Magnetoelectric correlations in BiMnO$_3$ whithin Landau theory: comparison with experiment

TL;DR

This paper develops a Landau theory model for magnetoelectric correlations in BiMnO$_3$, explaining experimental observations and predicting how coupled magnetic and ferroelectric order parameters behave near phase transitions.

Contribution

It introduces a coupled two-order-parameter Landau model for BiMnO$_3$ and compares its predictions with experimental data, including susceptibility and coherence length.

Findings

Magnetoelectric coupling significantly renormalizes the magnetic transition temperature.

The model predicts an additional anomaly in the ferroelectric subsystem.

Results show good agreement with experimental data for BiMnO$_3$.

Abstract

We discuss a simple phenomenological Landau theory of phase transitions with two coupled single-component order parameters and compare the results with available experimental data. The model corresponds to the case of a ferroic system, in which ferromagnetic and ferroelectric transitions originally occur at temperatures $T_M$ and $T_f$, respectively.

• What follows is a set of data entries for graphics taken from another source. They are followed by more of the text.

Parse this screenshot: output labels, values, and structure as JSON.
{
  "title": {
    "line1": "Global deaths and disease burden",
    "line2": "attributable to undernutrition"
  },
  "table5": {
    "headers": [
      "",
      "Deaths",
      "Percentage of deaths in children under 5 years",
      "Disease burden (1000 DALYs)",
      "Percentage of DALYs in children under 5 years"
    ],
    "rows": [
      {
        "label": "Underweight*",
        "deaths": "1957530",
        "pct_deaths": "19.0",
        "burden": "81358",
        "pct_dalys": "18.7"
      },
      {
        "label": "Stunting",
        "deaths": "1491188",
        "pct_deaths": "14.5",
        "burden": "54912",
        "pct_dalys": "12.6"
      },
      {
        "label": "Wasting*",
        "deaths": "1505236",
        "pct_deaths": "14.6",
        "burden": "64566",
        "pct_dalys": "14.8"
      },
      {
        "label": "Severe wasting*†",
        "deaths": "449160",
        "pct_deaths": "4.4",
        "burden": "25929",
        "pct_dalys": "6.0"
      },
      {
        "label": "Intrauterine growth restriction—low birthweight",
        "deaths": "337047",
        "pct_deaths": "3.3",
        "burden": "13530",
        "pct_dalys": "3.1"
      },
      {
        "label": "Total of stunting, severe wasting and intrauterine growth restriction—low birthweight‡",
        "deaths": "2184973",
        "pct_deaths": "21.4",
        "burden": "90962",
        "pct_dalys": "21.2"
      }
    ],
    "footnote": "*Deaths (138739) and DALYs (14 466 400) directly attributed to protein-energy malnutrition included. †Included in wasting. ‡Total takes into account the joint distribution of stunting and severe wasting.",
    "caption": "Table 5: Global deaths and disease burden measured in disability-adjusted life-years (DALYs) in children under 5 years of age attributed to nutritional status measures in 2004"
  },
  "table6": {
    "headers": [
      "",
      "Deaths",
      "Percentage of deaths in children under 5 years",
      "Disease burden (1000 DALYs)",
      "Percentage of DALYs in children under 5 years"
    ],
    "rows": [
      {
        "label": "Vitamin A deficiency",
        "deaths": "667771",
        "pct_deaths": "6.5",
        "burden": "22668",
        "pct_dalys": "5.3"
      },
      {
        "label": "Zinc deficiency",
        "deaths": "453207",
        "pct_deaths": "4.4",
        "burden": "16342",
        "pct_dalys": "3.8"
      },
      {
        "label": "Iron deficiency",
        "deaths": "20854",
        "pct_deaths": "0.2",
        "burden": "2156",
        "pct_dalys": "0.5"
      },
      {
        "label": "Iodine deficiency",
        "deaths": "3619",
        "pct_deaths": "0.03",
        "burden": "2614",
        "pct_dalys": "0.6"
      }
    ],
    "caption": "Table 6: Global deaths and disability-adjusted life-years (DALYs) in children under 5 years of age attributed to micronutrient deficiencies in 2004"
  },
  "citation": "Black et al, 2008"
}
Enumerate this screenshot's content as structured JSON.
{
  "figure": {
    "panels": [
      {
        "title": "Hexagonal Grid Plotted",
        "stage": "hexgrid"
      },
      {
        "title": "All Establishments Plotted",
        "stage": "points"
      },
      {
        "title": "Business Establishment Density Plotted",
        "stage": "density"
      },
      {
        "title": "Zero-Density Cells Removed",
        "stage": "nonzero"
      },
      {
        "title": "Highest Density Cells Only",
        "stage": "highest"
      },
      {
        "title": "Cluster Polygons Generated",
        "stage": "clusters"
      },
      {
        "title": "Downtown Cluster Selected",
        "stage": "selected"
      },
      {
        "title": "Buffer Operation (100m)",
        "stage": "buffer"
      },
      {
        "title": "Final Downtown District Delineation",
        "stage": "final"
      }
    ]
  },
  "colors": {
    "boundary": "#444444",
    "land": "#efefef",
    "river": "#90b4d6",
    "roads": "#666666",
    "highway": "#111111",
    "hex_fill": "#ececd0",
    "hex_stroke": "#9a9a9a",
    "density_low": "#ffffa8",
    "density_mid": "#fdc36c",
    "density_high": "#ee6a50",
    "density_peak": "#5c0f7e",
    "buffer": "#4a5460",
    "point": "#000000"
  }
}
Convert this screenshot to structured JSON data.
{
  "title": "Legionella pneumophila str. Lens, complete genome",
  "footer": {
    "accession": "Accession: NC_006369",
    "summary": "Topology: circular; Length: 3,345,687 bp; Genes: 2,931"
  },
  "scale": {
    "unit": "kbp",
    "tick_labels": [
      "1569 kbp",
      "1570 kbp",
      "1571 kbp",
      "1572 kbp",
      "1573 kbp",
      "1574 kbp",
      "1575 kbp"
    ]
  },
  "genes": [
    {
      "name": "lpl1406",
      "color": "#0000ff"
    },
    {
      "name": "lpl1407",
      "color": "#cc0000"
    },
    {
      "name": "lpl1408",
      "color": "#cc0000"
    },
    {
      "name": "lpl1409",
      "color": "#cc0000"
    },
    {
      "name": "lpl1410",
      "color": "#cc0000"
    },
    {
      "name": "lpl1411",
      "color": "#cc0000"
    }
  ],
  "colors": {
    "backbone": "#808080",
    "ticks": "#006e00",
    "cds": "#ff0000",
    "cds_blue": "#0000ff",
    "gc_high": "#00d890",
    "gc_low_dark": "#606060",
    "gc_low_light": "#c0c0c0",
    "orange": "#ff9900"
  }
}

For $T_f>T_M$ the magnetoelectric coupling strongly renormalizes the magnetic transition temperature, $T_M\to T_{RM}$ (with $T_{RM}>>T_M$), as well as generates an additional anomaly in ferroelectric subsystem $T_{RM}$. Full susceptibility tensor has also been determined. The concept of \textit{Arrot plot} is replaced by the \textit{Arrot planes} which appear when both types of order coexist. The results are in good overall agreement with experimental data for the ferroelectromagnetic BiMnO$_3$. We also estimate the contribution of Gaussian fluctuations of both order parameters, that lead to corrections to the mean-field specific heat. Those corrections are still insufficient even though other quantities agree quite well with experiment. We calculate the temperature dependence of the coherence length for both types of order as well.